The pair has a clean slate this year, and Gracie will approach the race with a fresh perspective. Being able to finish the race helped ease the pain.
“Crashing is just a part of it – it could happen again this year for all we know,” Gracie told supercars.com.
“It’s something that just happens and I’m not the first person to slip on oil.
“I’ve been watching all the V8 classics on FOX TV and I’m not the first person to go in at Forrest’s Elbow, that’s for sure – plenty of people doing it before me!”
The young driver has put last year out of her mind.
“It’s one of those things. I don’t even think about it, to be honest.
“The fact that we got back out there probably helps get over it … the fact we actually finished the race probably doesn’t make it feel like it was a big deal.
“No one wants to crash but sometimes that just happens.

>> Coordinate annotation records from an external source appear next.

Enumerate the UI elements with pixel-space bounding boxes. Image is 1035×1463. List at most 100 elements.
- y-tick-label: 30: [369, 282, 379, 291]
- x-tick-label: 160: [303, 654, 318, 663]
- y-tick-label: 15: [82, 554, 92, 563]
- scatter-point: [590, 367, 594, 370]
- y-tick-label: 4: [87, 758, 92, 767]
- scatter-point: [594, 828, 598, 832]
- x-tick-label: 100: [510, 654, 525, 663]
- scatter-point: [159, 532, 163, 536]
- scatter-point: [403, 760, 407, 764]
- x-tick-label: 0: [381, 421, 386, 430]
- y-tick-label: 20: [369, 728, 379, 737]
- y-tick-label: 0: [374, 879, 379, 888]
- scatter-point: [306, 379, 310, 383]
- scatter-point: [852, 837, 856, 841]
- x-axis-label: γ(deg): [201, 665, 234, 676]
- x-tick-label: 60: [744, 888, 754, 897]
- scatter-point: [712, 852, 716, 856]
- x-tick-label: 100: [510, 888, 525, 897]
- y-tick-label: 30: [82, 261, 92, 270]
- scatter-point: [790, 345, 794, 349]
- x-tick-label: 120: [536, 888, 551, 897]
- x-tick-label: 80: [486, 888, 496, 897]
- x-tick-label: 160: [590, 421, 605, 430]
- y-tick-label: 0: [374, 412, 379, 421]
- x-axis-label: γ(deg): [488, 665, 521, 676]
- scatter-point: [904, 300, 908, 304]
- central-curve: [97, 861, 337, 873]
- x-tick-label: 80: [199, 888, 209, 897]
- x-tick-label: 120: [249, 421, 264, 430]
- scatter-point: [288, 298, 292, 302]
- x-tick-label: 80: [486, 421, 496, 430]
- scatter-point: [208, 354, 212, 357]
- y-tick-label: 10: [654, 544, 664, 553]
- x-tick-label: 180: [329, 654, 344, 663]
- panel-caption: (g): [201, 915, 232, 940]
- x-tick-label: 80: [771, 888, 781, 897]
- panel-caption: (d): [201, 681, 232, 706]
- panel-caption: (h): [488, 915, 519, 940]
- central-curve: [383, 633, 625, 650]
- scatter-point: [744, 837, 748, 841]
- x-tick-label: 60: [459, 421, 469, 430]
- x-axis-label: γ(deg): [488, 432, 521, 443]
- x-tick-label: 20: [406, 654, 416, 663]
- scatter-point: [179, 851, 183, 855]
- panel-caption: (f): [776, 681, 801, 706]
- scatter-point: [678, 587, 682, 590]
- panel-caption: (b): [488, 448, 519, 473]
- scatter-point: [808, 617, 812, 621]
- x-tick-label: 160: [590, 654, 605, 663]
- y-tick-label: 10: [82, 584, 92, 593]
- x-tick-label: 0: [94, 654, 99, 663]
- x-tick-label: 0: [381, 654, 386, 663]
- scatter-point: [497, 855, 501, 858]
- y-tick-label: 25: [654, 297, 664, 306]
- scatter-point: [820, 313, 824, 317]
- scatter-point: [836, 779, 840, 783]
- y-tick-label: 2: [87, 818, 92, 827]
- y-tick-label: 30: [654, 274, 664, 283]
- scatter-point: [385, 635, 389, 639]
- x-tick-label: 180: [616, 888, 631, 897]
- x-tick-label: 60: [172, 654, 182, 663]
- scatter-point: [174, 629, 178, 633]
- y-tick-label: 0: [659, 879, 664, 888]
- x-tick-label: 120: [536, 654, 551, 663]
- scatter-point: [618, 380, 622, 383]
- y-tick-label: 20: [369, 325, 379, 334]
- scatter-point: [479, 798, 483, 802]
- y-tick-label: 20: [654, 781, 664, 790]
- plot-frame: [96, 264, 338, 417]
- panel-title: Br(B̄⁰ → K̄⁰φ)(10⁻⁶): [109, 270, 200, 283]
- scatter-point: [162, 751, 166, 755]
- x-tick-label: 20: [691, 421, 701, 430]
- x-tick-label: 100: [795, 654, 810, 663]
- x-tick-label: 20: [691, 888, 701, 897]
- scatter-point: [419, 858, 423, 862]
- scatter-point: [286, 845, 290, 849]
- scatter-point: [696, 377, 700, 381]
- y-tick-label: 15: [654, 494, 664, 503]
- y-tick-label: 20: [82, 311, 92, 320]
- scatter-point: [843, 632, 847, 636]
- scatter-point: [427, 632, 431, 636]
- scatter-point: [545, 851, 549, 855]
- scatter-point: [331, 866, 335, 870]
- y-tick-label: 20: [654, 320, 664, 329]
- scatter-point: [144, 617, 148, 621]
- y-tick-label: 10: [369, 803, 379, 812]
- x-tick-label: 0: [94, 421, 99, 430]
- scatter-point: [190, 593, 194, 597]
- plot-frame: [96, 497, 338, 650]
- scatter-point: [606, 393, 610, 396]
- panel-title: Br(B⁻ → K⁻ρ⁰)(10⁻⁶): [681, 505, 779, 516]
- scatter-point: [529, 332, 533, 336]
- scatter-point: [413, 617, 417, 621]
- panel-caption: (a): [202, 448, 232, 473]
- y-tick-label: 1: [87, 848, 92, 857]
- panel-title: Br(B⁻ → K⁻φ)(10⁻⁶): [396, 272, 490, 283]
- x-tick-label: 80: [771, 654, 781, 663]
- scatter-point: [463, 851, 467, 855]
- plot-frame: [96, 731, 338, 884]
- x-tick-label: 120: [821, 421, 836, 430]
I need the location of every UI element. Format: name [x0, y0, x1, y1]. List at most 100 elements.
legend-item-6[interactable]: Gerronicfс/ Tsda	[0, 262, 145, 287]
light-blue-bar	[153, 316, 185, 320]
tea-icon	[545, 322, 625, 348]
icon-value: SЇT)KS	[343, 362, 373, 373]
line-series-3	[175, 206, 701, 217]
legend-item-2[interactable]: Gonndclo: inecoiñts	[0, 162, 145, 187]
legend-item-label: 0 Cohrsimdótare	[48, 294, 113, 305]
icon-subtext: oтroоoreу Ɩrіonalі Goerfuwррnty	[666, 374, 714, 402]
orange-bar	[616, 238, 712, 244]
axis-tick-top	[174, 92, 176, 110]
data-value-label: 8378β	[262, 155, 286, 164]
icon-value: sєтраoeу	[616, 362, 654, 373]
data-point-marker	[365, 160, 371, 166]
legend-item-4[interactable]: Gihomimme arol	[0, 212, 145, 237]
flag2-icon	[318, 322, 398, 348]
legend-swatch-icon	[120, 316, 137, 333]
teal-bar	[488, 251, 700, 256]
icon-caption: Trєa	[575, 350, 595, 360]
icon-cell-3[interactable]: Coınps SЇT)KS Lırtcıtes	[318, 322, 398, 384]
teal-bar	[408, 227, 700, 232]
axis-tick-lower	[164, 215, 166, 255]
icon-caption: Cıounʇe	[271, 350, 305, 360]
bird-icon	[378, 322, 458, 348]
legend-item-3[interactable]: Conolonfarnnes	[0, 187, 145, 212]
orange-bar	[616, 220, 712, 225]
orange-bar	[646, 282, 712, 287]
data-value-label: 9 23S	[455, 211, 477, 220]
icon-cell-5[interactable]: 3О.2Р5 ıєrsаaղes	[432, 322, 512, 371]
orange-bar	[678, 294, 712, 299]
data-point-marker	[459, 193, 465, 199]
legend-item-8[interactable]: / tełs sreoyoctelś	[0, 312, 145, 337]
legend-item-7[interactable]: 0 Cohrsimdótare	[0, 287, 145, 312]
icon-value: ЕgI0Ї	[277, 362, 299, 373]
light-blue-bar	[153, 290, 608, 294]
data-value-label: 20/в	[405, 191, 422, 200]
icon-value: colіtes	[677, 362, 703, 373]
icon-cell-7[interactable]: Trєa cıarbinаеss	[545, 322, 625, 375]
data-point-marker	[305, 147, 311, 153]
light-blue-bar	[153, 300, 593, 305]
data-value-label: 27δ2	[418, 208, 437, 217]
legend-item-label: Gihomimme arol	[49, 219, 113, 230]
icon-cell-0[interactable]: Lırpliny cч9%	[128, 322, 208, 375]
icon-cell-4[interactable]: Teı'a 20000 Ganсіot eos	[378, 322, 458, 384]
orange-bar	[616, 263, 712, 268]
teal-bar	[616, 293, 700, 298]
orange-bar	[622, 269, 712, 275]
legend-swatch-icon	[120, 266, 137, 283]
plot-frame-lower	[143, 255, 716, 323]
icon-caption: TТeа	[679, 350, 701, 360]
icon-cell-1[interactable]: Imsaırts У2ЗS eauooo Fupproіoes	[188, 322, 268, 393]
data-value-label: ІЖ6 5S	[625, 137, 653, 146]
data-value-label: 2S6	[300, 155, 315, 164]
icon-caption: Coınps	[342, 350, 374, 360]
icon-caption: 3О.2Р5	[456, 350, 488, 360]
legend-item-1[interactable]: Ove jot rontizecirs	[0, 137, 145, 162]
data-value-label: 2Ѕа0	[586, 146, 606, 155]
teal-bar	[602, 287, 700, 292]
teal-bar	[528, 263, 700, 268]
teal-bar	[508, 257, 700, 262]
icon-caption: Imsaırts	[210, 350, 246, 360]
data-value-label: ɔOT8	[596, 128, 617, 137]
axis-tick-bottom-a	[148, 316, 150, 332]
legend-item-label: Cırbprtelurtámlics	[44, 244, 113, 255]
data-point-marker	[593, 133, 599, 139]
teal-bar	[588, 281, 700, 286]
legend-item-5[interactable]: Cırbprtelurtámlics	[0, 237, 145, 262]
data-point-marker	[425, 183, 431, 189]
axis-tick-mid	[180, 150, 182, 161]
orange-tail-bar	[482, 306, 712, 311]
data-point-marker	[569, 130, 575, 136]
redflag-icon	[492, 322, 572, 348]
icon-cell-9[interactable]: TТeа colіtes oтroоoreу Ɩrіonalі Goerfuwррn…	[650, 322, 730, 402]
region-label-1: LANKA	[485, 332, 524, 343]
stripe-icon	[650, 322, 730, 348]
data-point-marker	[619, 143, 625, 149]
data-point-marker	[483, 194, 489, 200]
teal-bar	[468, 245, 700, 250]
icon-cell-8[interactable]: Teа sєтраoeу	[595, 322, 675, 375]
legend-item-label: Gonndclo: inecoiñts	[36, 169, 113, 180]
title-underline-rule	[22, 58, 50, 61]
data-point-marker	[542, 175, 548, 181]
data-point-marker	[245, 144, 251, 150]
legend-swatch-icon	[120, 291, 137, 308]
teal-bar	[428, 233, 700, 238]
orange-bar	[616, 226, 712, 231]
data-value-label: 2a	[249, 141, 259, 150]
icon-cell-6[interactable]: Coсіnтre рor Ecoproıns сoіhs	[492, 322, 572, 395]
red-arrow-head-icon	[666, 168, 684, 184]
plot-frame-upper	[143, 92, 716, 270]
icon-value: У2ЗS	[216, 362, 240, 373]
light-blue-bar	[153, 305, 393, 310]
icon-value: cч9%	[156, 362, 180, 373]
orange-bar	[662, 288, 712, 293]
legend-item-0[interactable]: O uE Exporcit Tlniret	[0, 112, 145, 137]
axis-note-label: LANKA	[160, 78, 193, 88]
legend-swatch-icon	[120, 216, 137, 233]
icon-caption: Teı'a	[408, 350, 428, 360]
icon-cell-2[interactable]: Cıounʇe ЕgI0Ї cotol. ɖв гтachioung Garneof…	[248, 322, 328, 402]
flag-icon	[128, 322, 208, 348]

“It’s part of racing – if was scared of crashing I’d probably be in the wrong sport.”
The girls have switched race cars this year, with the Bathurst wild card run by Nissan Motorsport this time around. Gracie has been impressed with the team and has faith they are fully behind her and De Silvestro this weekend.
“From the mechanics up to the engineers, they’re a really good group of guys, I really feel like they believe in us and believe in the program.
“It’s really good to have a group of guys behind you knowing you want to take this seriously and you’re not just a joke, I guess.”
Gracie is proud to fly the flag for young women again and believes it’s important to single them out as they ‘Supergirls’ so the public are aware of their efforts. There are female mechanics and an engineer in the pit lane, so the barriers are slowly being broken.
“That’s something a lot of people don’t take note of, they just see what they see in the news or they read what they read and don’t see the bigger picture.
“I think it is important that we’re taken seriously – I think definitely now Simona and I are taken seriously – Simona more than me probably, because she’s getting a full-time drive next year.
“People can actually start watching and want to see us develop as a pair and personally in our futures. Hopefully those in the category want to see us develop.”